The U.S. labor market is looking up, says Wharton management professor Matthew Bidwell.
The monthly unemployment rate ticked down to 3.8% in February, the lowest in two years, according to government data. Job growth was widespread across leisure and hospitality, professional and business services, health care, and construction.
Bidwell and other experts agree that while employment numbers aren’t back to pre-pandemic levels, they bode well for the economy. He spoke about the forecast during a segment with Wharton Business Daily on SiriusXM. (Listen to the podcast above.)
“Things look pretty good,” Bidwell said. “I’m a dyed-in-the-wool pessimist, so if you’d asked me when the pandemic started, I was ready for a long, drawn-out recovery of the kind we saw for both the 2001 and 2008 recessions. Instead, we’ve had this incredibly rapid bounce back.”
Bidwell pointed out that before the COVID-19 pandemic, the U.S. was in the midst of a historically strong labor market. Then the pandemic struck, resulting in devastating job losses as companies shuttered, people got sick, parents stayed home to care for children out of school, and restrictions were put into place to contain the spread of the virus. After reaching a peak in February 2020, employment fell in the following two months by 15%, according to government data. It was the most precipitous drop in decades. In comparison, jobs declined by 6% during the Great Recession.
“The more investment we make in the human capital of the workforce, the better our economy is going to run.” –Matthew Bidwell
“We’ve basically clawed our way back to where we’d been kind of in the late 1990s, so we are in what is historically a very good labor market, at least by the stance of the last 30 to 40 years,” Bidwell said.
Quit rates have also stabilized, indicating that the Great Resignation may be cooling. But Bidwell noted that job openings are still 40% to 50% above pre-pandemic levels, a rate that is “remarkably high.”
“They’re no longer going up, which is going to be a relief to employers, but they’re not yet really coming down,” he said.
Also unclear is how inflation will affect the economy. Last month, inflation reached a stunning 7.5%, a high not seen since the early 1980s. Companies typically invest less money during times of high inflation, resulting in less job growth.
But experts are debating what’s pushing the current tidal wave of inflation.
“There’s a sense that this is not a standard kind of overheating problem in that there are very specific supply chain problems causing it,” Bidwell said. “That raises optimism that we can get inflation down without doing damage to the labor market.”
Workers Are Winning
The current labor market is favorable for people with a broad range of skills, not just those with advanced degrees or technical backgrounds. Workers with a high school education are experiencing record wage increases, and unskilled workers are in high demand. In fact, Bidwell said, unskilled work is one of the hottest niches in the labor market.

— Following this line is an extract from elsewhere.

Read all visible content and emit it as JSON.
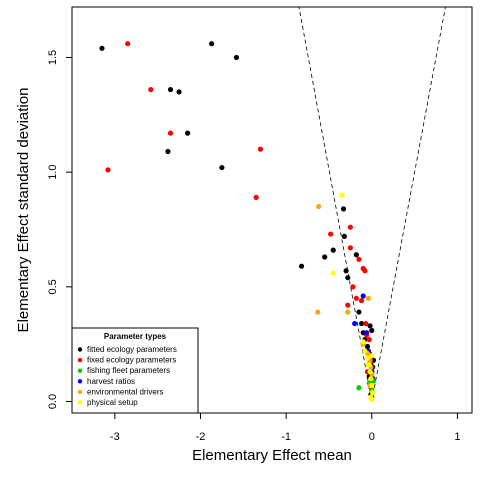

“We don’t have a great track record of bringing inflation down without pushing up unemployment, and I really hope the Fed can pull it off.” –Matthew Bidwell
“I think the workforce could always be better educated. The more investment we make in the human capital of the workforce, the better our economy is going to run,” he said. “But the workers in demand here are not particularly ones with highly advanced, formal skills.”
Bidwell discounts the effect of remote work on the labor market, saying that 70% of jobs still require employees to be on site. He doesn’t think the option of remote or hybrid work will significantly change the employment rate by drawing new people into the labor force.
Nevertheless, he’s encouraged by the bargaining power that all kinds of workers are having right now, thanks to the tight labor market. It’s their time to negotiate for what they want, whether that’s more flexibility, better perks, or increased pay.
“I think we are in somewhat uncharted territory. It’s been a long time since we’ve seen labor in such demand,” he said. “From my perspective, that’s all good. The workforce has often not been on the better end of bargaining over the last 20, 30 years.”
Yet inflation remains “the wild card.”
“We don’t have a great track record of bringing inflation down without pushing up unemployment, and I really hope the Fed can pull it off. It’s a trick maneuver,” Bidwell said. “There’s a famous line that the job of the Fed is to take away the punch bowl just as the party’s getting started. That’s kind of what you’re looking at.”